The deforestation rate in Riau pushed WWF to intensify tiger population surveys in the province. Aside from vast deforestation, the population declines are exacerbated by illegal poaching. In March, WWF’s Tiger Patrol Unit and Riau’s Nature Conservation Agency confiscated more than 110 tiger snares in Bukit Betabuh.
“These video camera traps show that the Bukit Batabuh area is an important habitat for the Sumatran tiger in Riau, functioning as a wildlife corridor between Bukit Tigapuluh and Rimbang Baling Tiger Priority Landscape. Therefore, it becomes a priority area for tiger conservation,” explained M. Awriya Ibrahim M.Sc Director of Investigation and Forest Protection, Ministry of Forestry.
“Forest clearance in this area threatens this endangered species because it reduces natural habitat and, consequently, increases human-tiger conflicts, an unfortunate consequence for both sides. Therefore, we encourage all stakeholders—namely provincial and district level government, business sectors and communities—to support protection for this landscape. The Ministry of Forestry is investigating this matter and will take strong measures in law enforcement, if this activity is proven to be violating the law.”
The bigger picture
There are as few as 400 Sumatran tigers left in Indonesia. This represents approximately 12 percent of the estimated global tiger population of 3,200 tigers. With its significant percentage of the global tiger population, Indonesia has a prominent role in tiger conservation efforts. The tiger population is threatened by loss and fragmented habitat, decreasing prey populations, illegal poaching and trading of the tiger and its body parts, as well as human-tiger conflicts.
“The Indonesian government’s commitment to improve protection for its biodiversity—including an ecosystem-based land-use plan delivered in international forums like the Pre-Tiger Summit Partners’ Dialogue Meeting in Bali last July, and upcoming Conference of Parties to the Convention on Biological Diversity in October —should be supported by stakeholders in provincial or district levels, especially on the issue of overlapping land use planning,” explained Chairul Saleh, General Secretary of the Sumatra Land Use Forum.

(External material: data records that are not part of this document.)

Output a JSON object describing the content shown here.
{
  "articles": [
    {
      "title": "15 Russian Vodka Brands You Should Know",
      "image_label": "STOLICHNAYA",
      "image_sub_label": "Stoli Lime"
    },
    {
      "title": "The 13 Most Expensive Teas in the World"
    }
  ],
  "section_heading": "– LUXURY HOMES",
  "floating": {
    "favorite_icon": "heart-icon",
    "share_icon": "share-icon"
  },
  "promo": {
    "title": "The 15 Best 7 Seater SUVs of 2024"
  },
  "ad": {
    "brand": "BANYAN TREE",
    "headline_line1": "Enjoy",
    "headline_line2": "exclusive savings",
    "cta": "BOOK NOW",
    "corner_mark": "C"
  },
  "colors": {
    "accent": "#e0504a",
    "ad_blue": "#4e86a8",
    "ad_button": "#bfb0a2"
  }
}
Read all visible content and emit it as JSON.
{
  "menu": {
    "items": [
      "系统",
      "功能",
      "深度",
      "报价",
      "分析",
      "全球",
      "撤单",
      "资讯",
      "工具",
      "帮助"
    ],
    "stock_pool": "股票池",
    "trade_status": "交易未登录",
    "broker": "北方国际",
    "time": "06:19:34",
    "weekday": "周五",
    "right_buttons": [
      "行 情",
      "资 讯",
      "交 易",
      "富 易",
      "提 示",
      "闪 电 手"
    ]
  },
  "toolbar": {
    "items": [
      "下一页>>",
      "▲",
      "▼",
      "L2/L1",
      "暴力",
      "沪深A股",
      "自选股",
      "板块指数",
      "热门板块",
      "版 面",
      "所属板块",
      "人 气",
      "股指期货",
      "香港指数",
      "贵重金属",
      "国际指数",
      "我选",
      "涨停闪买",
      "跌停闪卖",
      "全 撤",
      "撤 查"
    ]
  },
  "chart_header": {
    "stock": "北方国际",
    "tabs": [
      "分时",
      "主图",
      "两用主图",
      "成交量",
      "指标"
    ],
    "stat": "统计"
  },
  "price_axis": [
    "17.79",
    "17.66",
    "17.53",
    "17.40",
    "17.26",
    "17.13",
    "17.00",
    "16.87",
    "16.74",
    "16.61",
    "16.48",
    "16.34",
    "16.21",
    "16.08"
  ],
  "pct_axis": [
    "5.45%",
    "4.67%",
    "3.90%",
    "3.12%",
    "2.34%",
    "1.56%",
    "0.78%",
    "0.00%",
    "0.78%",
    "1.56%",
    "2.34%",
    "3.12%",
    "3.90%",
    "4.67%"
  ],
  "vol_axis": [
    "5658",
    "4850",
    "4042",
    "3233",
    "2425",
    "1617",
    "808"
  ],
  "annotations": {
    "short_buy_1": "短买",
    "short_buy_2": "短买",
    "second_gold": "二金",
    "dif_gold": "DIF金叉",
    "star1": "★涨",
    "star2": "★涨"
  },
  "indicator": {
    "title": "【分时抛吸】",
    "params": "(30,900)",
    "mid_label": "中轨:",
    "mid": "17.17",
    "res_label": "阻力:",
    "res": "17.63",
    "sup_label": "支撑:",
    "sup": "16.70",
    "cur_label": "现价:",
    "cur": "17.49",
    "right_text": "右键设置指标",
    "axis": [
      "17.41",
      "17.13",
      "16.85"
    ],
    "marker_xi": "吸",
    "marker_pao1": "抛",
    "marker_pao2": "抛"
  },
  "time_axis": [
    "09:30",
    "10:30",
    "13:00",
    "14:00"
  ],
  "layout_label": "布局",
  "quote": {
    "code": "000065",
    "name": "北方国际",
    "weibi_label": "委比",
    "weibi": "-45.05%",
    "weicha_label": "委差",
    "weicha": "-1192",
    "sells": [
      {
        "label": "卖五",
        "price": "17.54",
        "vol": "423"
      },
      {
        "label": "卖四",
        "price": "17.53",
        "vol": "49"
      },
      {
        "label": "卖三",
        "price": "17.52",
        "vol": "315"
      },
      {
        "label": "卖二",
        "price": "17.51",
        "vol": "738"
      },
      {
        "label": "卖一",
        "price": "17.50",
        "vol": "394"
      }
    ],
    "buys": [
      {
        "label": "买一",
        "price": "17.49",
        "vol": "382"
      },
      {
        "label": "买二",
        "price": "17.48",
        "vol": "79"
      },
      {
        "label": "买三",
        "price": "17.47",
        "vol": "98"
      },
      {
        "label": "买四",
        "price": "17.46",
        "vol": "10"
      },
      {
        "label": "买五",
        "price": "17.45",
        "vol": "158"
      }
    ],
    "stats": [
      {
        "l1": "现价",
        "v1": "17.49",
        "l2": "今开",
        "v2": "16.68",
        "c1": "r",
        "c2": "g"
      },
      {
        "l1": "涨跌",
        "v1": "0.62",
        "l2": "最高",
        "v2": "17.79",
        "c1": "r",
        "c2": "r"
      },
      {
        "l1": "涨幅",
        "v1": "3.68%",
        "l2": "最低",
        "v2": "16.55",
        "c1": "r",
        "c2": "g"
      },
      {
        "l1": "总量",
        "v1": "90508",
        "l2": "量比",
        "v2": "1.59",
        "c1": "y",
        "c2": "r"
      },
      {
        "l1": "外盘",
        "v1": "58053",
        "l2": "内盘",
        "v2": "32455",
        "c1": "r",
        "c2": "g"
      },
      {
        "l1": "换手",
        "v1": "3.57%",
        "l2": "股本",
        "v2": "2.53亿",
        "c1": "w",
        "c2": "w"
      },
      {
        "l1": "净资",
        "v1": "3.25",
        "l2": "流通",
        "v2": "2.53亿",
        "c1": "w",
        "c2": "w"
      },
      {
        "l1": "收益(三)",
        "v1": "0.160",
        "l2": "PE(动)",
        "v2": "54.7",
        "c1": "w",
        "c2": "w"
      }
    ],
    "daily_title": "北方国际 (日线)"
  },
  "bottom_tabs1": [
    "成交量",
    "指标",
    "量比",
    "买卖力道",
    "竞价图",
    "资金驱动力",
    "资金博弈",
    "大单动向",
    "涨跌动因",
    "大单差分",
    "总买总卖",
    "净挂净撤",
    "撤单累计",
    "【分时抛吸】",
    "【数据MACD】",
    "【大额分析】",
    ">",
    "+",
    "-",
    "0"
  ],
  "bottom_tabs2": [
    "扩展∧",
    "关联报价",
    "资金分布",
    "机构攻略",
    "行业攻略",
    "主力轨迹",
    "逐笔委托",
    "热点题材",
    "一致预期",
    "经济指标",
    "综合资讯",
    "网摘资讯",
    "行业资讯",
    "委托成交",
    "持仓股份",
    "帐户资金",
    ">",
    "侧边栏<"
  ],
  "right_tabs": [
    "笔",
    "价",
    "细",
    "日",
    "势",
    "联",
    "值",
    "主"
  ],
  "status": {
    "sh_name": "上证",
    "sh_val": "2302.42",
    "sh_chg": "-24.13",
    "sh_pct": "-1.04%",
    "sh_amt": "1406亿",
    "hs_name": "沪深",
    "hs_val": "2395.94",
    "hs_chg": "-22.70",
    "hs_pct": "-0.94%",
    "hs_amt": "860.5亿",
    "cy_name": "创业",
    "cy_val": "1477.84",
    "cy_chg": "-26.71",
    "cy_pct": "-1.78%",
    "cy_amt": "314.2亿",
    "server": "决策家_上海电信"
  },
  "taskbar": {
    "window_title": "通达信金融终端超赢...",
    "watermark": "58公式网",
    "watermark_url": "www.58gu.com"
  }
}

Saleh said sufficient prey and protection for the remaining wild Sumatran tiger populations will allow the species to procreate and provide it with an intact home range and habitat that will minimize incidents of human-tiger conflict.
Indonesia has adopted protection for critical tiger habitats as part of its commitment to the Conservation Strategy and Action Plan for Sumatran Tiger 2007, as well as the National Tiger Recovery Plan, delivered at the Pre-Tiger Summit Partners’ Dialogue Meeting in Bali, in July 2010.
During the Bali meeting, which was attended by government delegates from all 13 tiger range countries, a strategic plan to achieve an overarching goal of doubling wild tiger populations by 2022 was discussed. The plan is expected to be ratified by heads of government at the Tiger Summit in St. Petersburg, Russia, in November.